In the pageantry that surrounds the Christmas season, it is sometimes easy to forget that the Wisdom of God came to us in the humblest of circumstances. The Gospel reading from the first chapter of Matthew recounts the genealogy of Jesus, which is peppered with several nefarious characters. In Jesus’ genealogy we find incest, harlotry, murder, and political maneuvering. Matthew makes it clear that even the conception of Jesus is cloaked in shame, for Jesus’ mother was unwed. Yes, the Magi come from the east, to see the new king, which only serves to usher in Herod’s infanticidal attack on the newborn boys in Bethlehem.

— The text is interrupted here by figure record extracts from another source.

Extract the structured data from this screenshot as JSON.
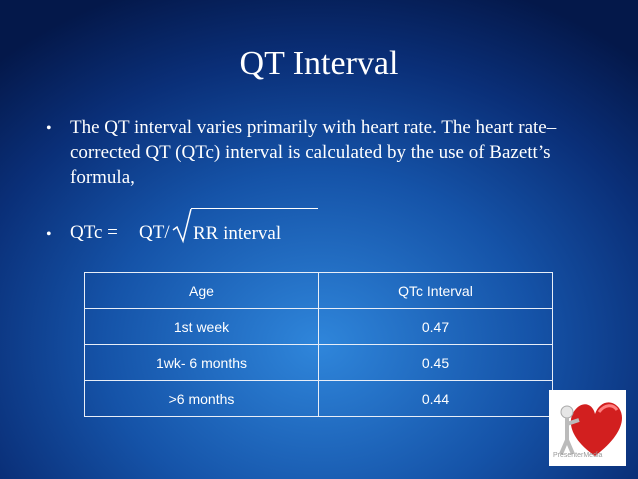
{
  "title": "QT Interval",
  "bullets": [
    "The QT interval varies primarily with heart rate. The heart rate–corrected QT (QTc) interval is calculated by the use of Bazett’s formula,"
  ],
  "formula": {
    "lhs": "QTc =",
    "numerator": "QT/",
    "radicand": "RR interval"
  },
  "table": {
    "header": [
      "Age",
      "QTc Interval"
    ],
    "rows": [
      [
        "1st week",
        "0.47"
      ],
      [
        "1wk- 6 months",
        "0.45"
      ],
      [
        ">6 months",
        "0.44"
      ]
    ]
  },
  "icon_caption": "PresenterMedia"
}
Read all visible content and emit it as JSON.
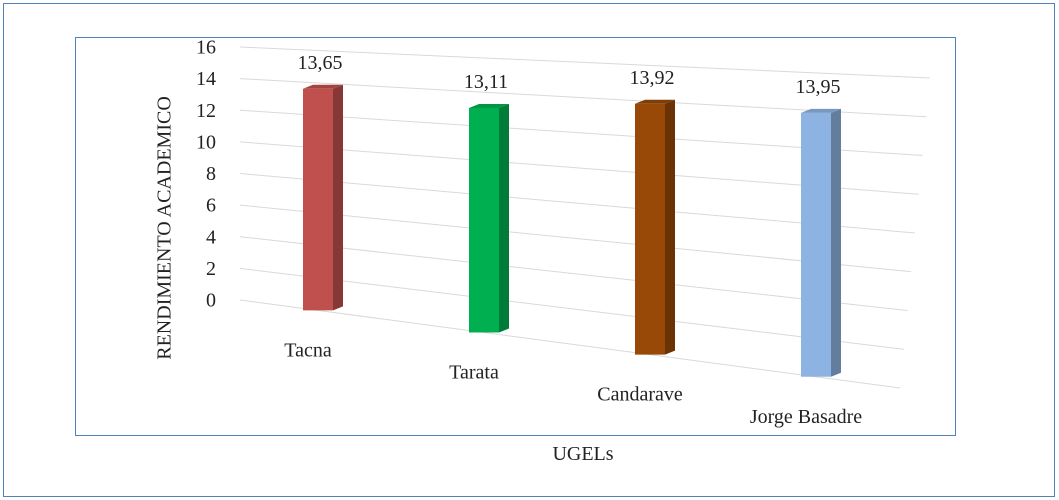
{
  "chart_data": {
    "type": "bar3d",
    "categories": [
      "Tacna",
      "Tarata",
      "Candarave",
      "Jorge Basadre"
    ],
    "values": [
      13.65,
      13.11,
      13.92,
      13.95
    ],
    "value_labels": [
      "13,65",
      "13,11",
      "13,92",
      "13,95"
    ],
    "colors": [
      "#c0504d",
      "#00b050",
      "#984807",
      "#8db3e2"
    ],
    "ylim": [
      0,
      16
    ],
    "yticks": [
      0,
      2,
      4,
      6,
      8,
      10,
      12,
      14,
      16
    ],
    "xlabel": "UGELs",
    "ylabel": "RENDIMIENTO ACADEMICO",
    "grid": true
  }
}
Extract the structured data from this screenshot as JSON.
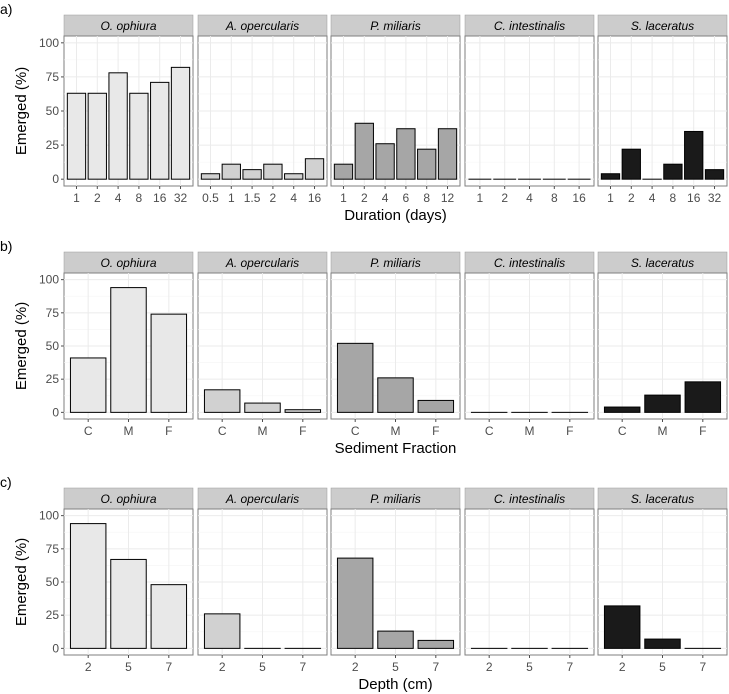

Joseph, Mary, and the baby Jesus, flee for their lives into the land of Egypt to escape the grip of Herod.
Into this brokenness, the Wisdom of God is born. For Jesus to have been born into better circumstances would have been an affront to his mission to be one like us in all things but sin. In Jesus’ earthly ministry, he sought out the most broken, the rejected. He became an outcast among his own people, which ultimately led to his death. In the midst of what appears to be total defeat, the Wisdom of God is revealed. For it is by his brokenness on the cross that we are made whole; it is by his death that we are set free; and it is by his resurrection that we are brought to eternal life.
“O Wisdom of our God Most High, guiding creation with power and love; come to teach us the path of knowledge!” (Gospel antiphon for December 17).